Note: I've reposted this data to get it to the top of the site for the evening, and to add the link to the TMI post I made some time back because it's very relevant.


  1. Mr. Davis,
    Your cause would be better served if you addressed head-on questions such as the one below which was posed a few days ago.

    "Could you please comment on the "hot particles" about which Gundersen has warned his viewers?"

  2. @dylan: I just watched Gundersen's video covering this topic. Here is what he's doing - he's using the old PR and ad firm rule that states that "when you give the people a new word they'll think they have a new fact."

    Never, ever did I hear of any such "hot particle." Gundersen is dumbing down the terminology for listeners/ readers. What he's trying to talk about are heavy isotopes which are radioactive and are not gaseous. As such - and he mentions Uranium and Plutonium - these have been covered so widely in the general press as to make any further comment redundant. Except to say that I have no clue who the "independent scientists" he keeps referring to are.

    Oh- I also know this. During the first two months the air quality in LA was monitored, and there was even a special air quality web page that authorities put up for this. They took it back down when NOTHING was ever detected in the air. So I also don't know what Gundersen is using to be able to say that anything at all reached the United States in terms of anything harmful.

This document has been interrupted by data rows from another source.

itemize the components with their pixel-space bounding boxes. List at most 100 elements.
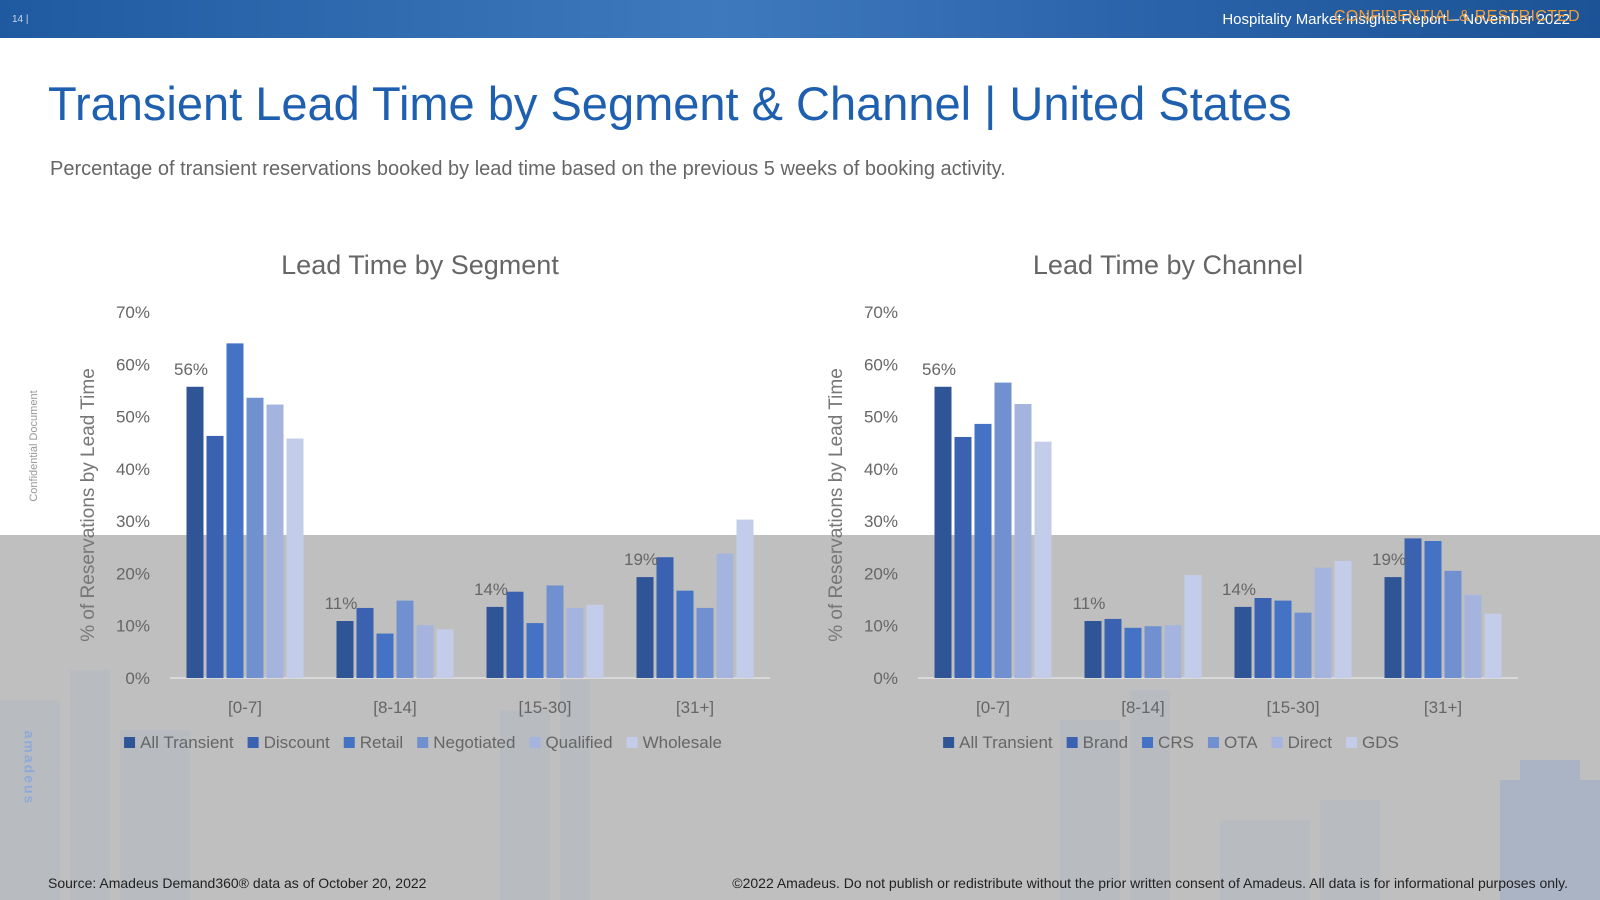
legend-item-crs: CRS: [1142, 733, 1194, 752]
chart-legend: All Transient Brand CRS OTA Direct GDS: [943, 733, 1399, 752]
x-tick-label: [15-30]: [1267, 698, 1320, 717]
y-tick-label: 30%: [864, 512, 898, 531]
legend-label: GDS: [1362, 733, 1399, 752]
bar-crs-15-30: [1274, 600, 1292, 678]
legend-label: Brand: [1083, 733, 1128, 752]
confidential-label: CONFIDENTIAL & RESTRICTED: [1333, 8, 1580, 25]
bar-negotiated-8-14: [396, 600, 414, 678]
y-tick-label: 30%: [116, 512, 150, 531]
header-bar: 14 | Hospitality Market Insights Report …: [0, 0, 1600, 38]
x-tick-label: [8-14]: [1121, 698, 1164, 717]
legend-swatch: [1066, 737, 1078, 748]
bar-qualified-8-14: [416, 625, 434, 678]
x-tick-label: [0-7]: [976, 698, 1010, 717]
amadeus-logo: amadeus: [21, 730, 38, 806]
y-tick-label: 50%: [116, 408, 150, 427]
bar-crs-31: [1424, 541, 1442, 678]
bar-qualified-15-30: [566, 607, 584, 678]
y-tick-label: 40%: [864, 460, 898, 479]
y-tick-label: 10%: [864, 617, 898, 636]
bar-retail-0-7: [226, 343, 244, 678]
legend-item-retail: Retail: [343, 733, 403, 752]
legend-label: CRS: [1158, 733, 1194, 752]
bar-discount-0-7: [206, 435, 224, 678]
legend-swatch: [124, 737, 136, 748]
legend-label: Discount: [264, 733, 330, 752]
legend-item-all-transient: All Transient: [124, 733, 234, 752]
x-tick-label: [31+]: [1424, 698, 1462, 717]
confidential-document-label: Confidential Document: [28, 390, 40, 502]
legend-item-wholesale: Wholesale: [626, 733, 722, 752]
legend-swatch: [1207, 737, 1219, 748]
bar-wholesale-15-30: [586, 604, 604, 678]
page-number: 14 |: [12, 14, 29, 25]
report-title: Hospitality Market Insights Report – Nov…: [1222, 11, 1570, 28]
y-tick-label: 70%: [116, 303, 150, 322]
data-label: 14%: [474, 580, 508, 599]
legend-swatch: [343, 737, 355, 748]
bar-ota-31: [1444, 570, 1462, 678]
legend-swatch: [247, 737, 259, 748]
bar-qualified-0-7: [266, 404, 284, 678]
bar-gds-15-30: [1334, 560, 1352, 678]
data-label: 56%: [922, 360, 956, 379]
legend-label: Direct: [1288, 733, 1333, 752]
y-tick-label: 50%: [864, 408, 898, 427]
bar-crs-0-7: [974, 423, 992, 678]
legend-swatch: [1142, 737, 1154, 748]
source-note: Source: Amadeus Demand360® data as of Oc…: [48, 875, 427, 891]
bar-direct-8-14: [1164, 625, 1182, 678]
bar-gds-8-14: [1184, 574, 1202, 678]
bar-negotiated-31: [696, 607, 714, 678]
page-title: Transient Lead Time by Segment & Channel…: [48, 77, 1292, 130]
legend-item-negotiated: Negotiated: [417, 733, 515, 752]
chart-legend: All Transient Discount Retail Negotiated Qua…: [124, 733, 722, 752]
bar-direct-15-30: [1314, 567, 1332, 678]
bar-ota-0-7: [994, 382, 1012, 678]
bar-wholesale-31: [736, 519, 754, 678]
y-tick-label: 60%: [864, 355, 898, 374]
bar-direct-31: [1464, 594, 1482, 678]
y-axis-label: % of Reservations by Lead Time: [826, 368, 847, 642]
bar-all-transient-15-30: [1234, 606, 1252, 678]
page-subtitle: Percentage of transient reservations boo…: [50, 158, 1006, 180]
bar-retail-8-14: [376, 633, 394, 678]
bar-negotiated-15-30: [546, 585, 564, 678]
legend-item-qualified: Qualified: [529, 733, 613, 752]
segment-chart: Lead Time by Segment % of Reservations by…: [78, 250, 770, 752]
y-tick-label: 0%: [873, 669, 898, 688]
bar-all-transient-0-7: [186, 386, 204, 678]
legend-item-discount: Discount: [247, 733, 330, 752]
bar-all-transient-8-14: [1084, 621, 1102, 678]
data-label: 19%: [1372, 550, 1406, 569]
data-label: 56%: [174, 360, 208, 379]
bar-brand-15-30: [1254, 598, 1272, 678]
legend-label: All Transient: [959, 733, 1053, 752]
bar-ota-8-14: [1144, 626, 1162, 678]
legend-item-direct: Direct: [1271, 733, 1333, 752]
x-tick-label: [15-30]: [519, 698, 572, 717]
bar-brand-0-7: [954, 436, 972, 678]
legend-item-brand: Brand: [1066, 733, 1128, 752]
y-tick-label: 20%: [116, 564, 150, 583]
legend-label: Wholesale: [643, 733, 722, 752]
bar-all-transient-0-7: [934, 386, 952, 678]
bar-all-transient-8-14: [336, 621, 354, 678]
y-tick-label: 60%: [116, 355, 150, 374]
bar-retail-31: [676, 590, 694, 678]
legend-swatch: [626, 737, 638, 748]
bar-gds-0-7: [1034, 441, 1052, 678]
y-tick-label: 10%: [116, 617, 150, 636]
chart-title: Lead Time by Channel: [1033, 250, 1303, 280]
bar-crs-8-14: [1124, 627, 1142, 678]
x-tick-label: [0-7]: [228, 698, 262, 717]
bar-gds-31: [1484, 613, 1502, 678]
bar-negotiated-0-7: [246, 397, 264, 678]
y-tick-label: 20%: [864, 564, 898, 583]
bar-qualified-31: [716, 553, 734, 678]
bar-brand-31: [1404, 538, 1422, 678]
bar-brand-8-14: [1104, 618, 1122, 678]
legend-swatch: [1271, 737, 1283, 748]
legend-swatch: [1346, 737, 1358, 748]
bar-wholesale-8-14: [436, 629, 454, 678]
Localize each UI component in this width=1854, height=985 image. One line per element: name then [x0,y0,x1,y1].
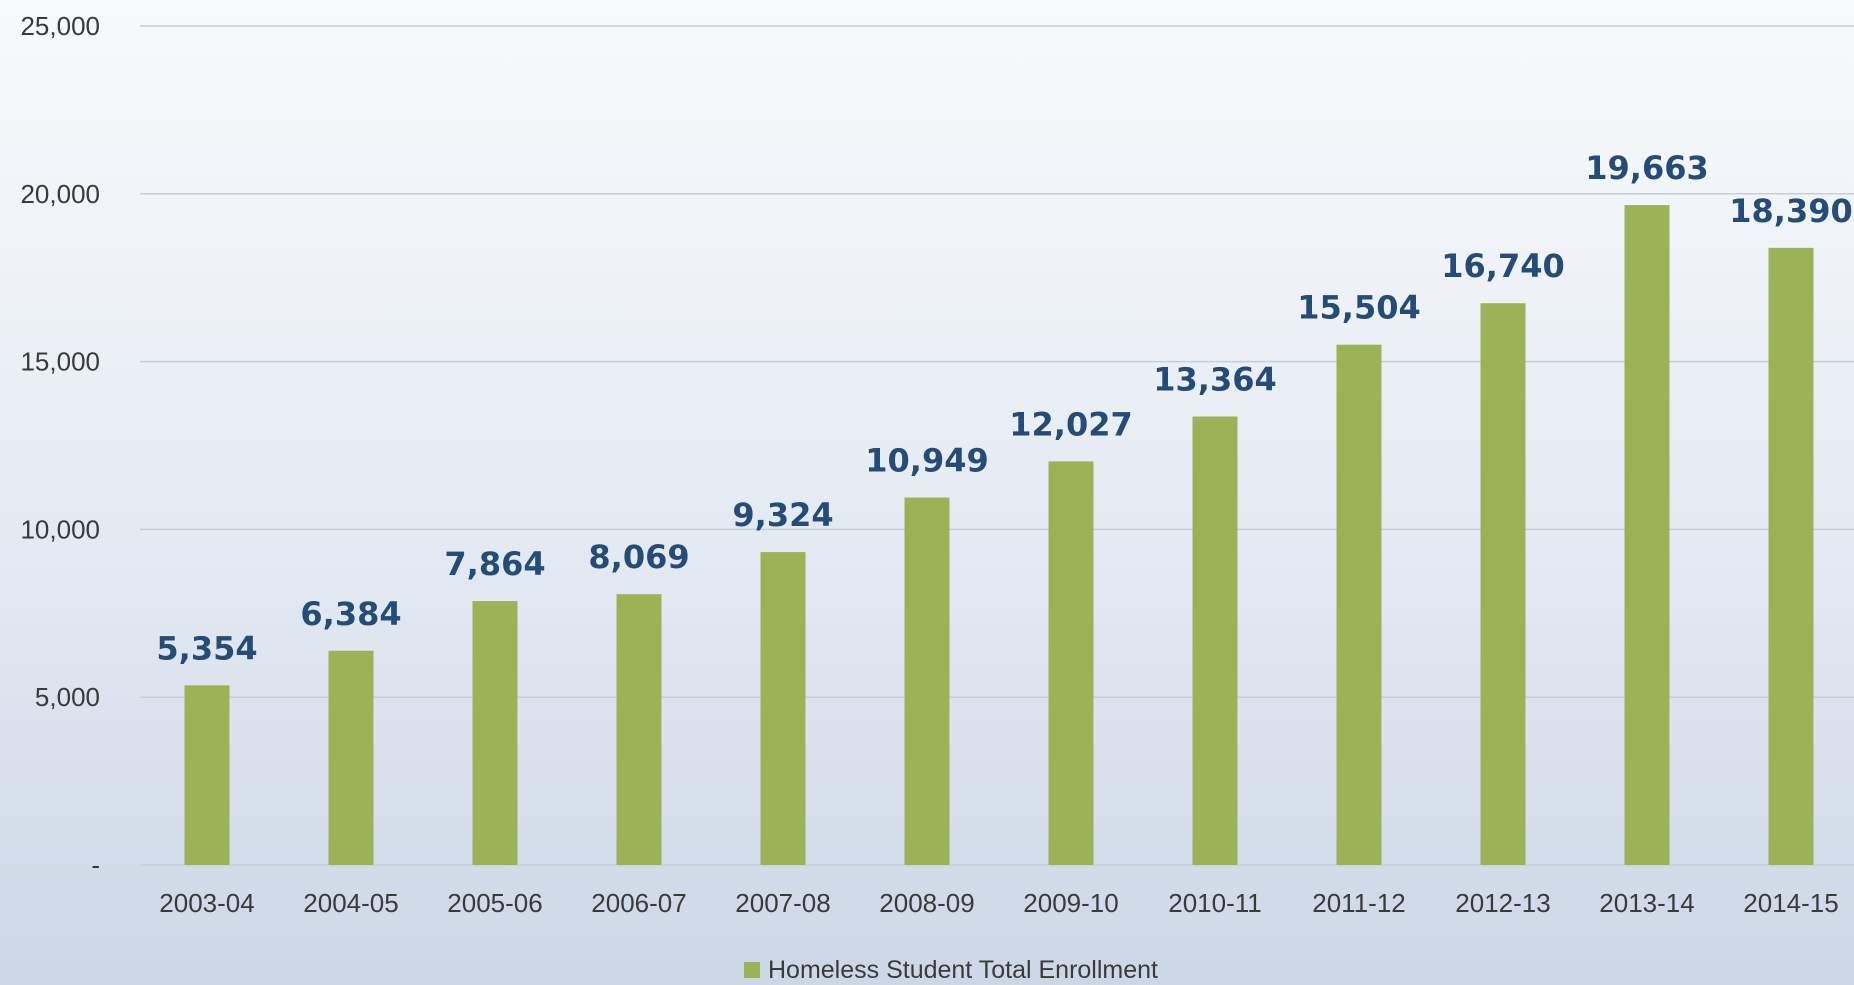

  3. While the opposition to nuclear is not overwhelming in Japan at present, the trends are currently pointing in a depressing direction. I could wish for a bolder line from the political leaders there; they seem to be jumping on the fear bandwagon without thought for the power requirements of the country, or for the actual outcome of very little harm.

    Gundersen is using magic, not physics, to imagine particles that can travel global distances without being detected near the reactors. The only hot particles that I have heard of previously are the spent fuel particles near the experimental reactor at Duonreay, Scotland, but they obeyed the usual rule of being found near the reactor and not at great distances.

    I'd add that radioactivity is relatively easy to detect, because it can be sensed at a distance - compared to say toxic chemicals, where you need to sample the chemical directly.

  4. Wait till August when anti-nuke groups worldwide will gear up in earnest to "celebrate" Japan's first evil brush with nuclear energy...

    Self-interest behooves the nuclear industry worldwide to get into Japan with some aggressive lie/misinfo/myth-busting education policies, including outtakes from these gutsy pro-nuclear blogs here. Shame Germany that Japan's at least willing to climb back on the horse that threw it instead of cutting and running without a scratch.

    James Greenidge

  5. Very optimistic interpretation. Did you look at the June results, some of which are not graphed (wonder why):

    Do you support a policy to phase out nuclear power with a goal to abandon it? Agree 74%, disagree 14%.

    Do you think natural (renewable) energy will be an energy source which will replace nuclear energy? Yes 64%, no 24%.

    What should be done about domestic nuclear power plants?
    - Increase: 1% (7% in Apr)
    - Maintain the status quo: 27% (42% in Apr)

    - Should decrease: 47% (32% in Apr)
    - Abolish totally: 18% (12% in Apr)

    If anything Germans, Swiss, Italians etc. would feel vindicated. Of course, you can always interpret you own "optimistic" way.

    Things may go the other way over the next years of course, but at present I'd hardly call these supportive of nuclear energy. Unless you are an optimist, of course.

    Nothing against optimism, trying to practice is every day.

  6. @ashen: Sure, you've nothing against optimism; you're just against nuclear energy. But we knew that. The surprise in this polling (and I did read all of it, thanks!) is that it isn't WORSE for nuclear. That's the revealing thing; it's just like after TMI. And as we know, feeling about TMI waned to allow the start of a new nuclear era here, which is on the move.. as Westinghouse prepares to deliver fuel elements for Watts Bar No. 2 in a month or so.